Single by Amy Grant

from the album Lead Me On
- B-side: "Find a Way" "Stay For A While (on 12")"
- Released: 1988
- Genre: CCM, Pop
- Length: 5:35 (Album Version) 4:16 (Radio Edit)
- Label: A&M
- Songwriters: Amy Grant, Wayne Kirkpatrick, Michael W. Smith
- Producer: Brown Bannister

Amy Grant singles chronology
| "Saved by Love" (1988) | "Lead Me On" (1988) | "1974 (We Were Young)" (1988) |

Music video
- "Lead Me On" on YouTube

= Lead Me On (Amy Grant song) =

"Lead Me On" is a 1988 single by Christian music singer Amy Grant. It was released as the second single from the Lead Me On album.

==Content==
"Lead Me On" was written by Amy Grant, Wayne Kirkpatrick, and Michael W. Smith. It is a fiery song, both in terms of lyrics and in music. The lyrics, according to Grant, deal abstractly with slavery and the Holocaust. The lyrics also talk about man's relation to these events and man's relation to man. The message of the song makes it very strong, unusual for Amy Grant, who was known as a pop/contemporary artist with meaningful, but light lyrics. The music only adds to the drama of the lyrics. This is helped along by the unusual time signature of the verses, with odd-numbered bars adding heightened tension. The intro on the album version is also in 6/8 and 4/4 simultaneously. It is mostly electric guitar, in stark contrast to the natural sounding songs on the rest of the Lead Me On album.

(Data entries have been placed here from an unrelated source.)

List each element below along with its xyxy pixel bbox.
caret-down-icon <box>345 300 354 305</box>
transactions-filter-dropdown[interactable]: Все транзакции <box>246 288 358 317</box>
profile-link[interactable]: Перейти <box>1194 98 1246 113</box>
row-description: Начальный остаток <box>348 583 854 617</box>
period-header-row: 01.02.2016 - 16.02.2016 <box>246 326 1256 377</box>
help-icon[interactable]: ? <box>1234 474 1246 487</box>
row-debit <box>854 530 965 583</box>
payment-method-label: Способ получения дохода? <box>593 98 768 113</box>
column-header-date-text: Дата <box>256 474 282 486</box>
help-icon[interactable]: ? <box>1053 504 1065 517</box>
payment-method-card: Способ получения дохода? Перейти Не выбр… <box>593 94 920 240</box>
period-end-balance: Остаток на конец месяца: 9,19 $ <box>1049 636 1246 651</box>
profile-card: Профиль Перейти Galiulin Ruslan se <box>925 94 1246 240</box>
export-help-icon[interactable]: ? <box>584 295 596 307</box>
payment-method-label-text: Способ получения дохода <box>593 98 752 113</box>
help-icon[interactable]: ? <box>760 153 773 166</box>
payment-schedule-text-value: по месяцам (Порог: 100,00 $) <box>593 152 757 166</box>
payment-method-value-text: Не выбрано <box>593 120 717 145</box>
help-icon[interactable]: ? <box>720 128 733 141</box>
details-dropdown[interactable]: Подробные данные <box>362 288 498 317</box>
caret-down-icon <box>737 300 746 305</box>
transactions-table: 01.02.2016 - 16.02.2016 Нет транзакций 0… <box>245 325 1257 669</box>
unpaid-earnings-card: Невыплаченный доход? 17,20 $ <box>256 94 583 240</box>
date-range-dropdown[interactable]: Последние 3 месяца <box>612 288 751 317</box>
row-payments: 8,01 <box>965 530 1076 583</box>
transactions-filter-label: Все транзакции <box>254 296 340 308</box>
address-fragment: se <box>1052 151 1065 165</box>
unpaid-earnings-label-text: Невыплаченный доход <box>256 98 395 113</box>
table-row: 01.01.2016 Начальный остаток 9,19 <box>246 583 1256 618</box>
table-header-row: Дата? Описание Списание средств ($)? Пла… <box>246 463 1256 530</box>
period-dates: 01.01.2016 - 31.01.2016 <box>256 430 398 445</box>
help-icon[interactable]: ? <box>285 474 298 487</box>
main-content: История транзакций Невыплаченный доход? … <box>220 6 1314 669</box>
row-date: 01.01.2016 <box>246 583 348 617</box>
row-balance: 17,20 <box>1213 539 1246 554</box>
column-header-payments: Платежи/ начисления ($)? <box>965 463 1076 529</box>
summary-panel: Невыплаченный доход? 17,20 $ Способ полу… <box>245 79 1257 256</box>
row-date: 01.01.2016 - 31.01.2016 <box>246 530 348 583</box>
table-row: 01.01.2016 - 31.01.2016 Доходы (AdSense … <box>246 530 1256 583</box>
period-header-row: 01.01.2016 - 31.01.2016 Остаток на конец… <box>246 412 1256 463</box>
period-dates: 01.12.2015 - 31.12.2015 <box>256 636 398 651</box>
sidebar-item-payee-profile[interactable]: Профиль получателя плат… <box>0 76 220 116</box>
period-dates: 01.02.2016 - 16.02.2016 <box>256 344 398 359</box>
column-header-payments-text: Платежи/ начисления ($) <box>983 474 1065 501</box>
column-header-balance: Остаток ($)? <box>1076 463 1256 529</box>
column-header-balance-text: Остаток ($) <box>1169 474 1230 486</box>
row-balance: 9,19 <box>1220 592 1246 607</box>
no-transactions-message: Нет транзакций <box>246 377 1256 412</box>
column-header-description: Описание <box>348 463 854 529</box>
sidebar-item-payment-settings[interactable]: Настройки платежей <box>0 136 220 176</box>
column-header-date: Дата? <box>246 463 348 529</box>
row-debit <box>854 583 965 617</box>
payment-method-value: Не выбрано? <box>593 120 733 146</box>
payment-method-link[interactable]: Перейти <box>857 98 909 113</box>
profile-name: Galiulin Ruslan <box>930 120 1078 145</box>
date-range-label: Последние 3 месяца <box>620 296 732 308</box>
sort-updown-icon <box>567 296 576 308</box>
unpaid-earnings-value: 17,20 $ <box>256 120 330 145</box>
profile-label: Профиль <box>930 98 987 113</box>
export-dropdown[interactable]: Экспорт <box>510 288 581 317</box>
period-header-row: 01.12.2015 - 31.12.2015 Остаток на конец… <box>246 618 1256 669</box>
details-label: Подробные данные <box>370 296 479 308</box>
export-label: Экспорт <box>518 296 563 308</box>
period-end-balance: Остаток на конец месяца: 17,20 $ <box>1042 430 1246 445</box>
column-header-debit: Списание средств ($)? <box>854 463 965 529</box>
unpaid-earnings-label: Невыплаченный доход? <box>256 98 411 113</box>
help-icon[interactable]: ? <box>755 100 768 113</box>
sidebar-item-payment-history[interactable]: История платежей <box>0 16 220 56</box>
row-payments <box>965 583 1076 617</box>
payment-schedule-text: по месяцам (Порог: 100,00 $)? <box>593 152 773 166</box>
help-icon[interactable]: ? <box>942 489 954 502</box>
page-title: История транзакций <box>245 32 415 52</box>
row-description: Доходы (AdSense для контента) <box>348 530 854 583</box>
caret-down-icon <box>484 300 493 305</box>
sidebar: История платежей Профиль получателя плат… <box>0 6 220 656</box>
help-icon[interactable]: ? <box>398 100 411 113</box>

Another seemingly important aspect of the song was when it was being recorded. Grant was recording on the night of September 24, 1987, when she went into labor. She went to the hospital and had her first child, Matthew Garrison Chapman, the next day.

==Chart performance==
Like almost all the other singles from the album, it topped the Christian radio chart. "Lead Me On" became the only single to chart on the Billboard Hot 100, peaking at #96 and remaining on the chart for two weeks. In the United Kingdom, the single fared slightly better, peaking at #89, her first single to register on the charts there.

== Personnel ==
- Amy Grant – lead vocals
- Michael W. Smith – keyboards
- Alan Pasqua – keyboards
- Benmont Tench – Hammond B3 organ
- Dann Huff – guitars
- Jerry McPherson – guitars
- Mike Brignardello – bass
- Paul Leim – drums
- Bill Champlin – backing vocals
- Tommy Funderburk – backing vocals

==Charts==

| Chart (1988) | Peak position |
|---|---|
| UK Singles Chart | 89 |
| US CCM Hot Hits | 1 |
| US CCM Hot Adult Contemporary | 5 |
| US Billboard Hot 100 | 96 |

==Cover versions==
- "Lead Me On" was performed by Bethany Dillon on her self-titled debut album in 2004.
- Krista Branch performed Lead Me On, promoting it as a "pro-Israel" song.
- for KING & COUNTRY teamed up with Amy Grant to release a version of “Lead Me On” on the album Unsung Hero (The Inspired By Soundtrack) (2024).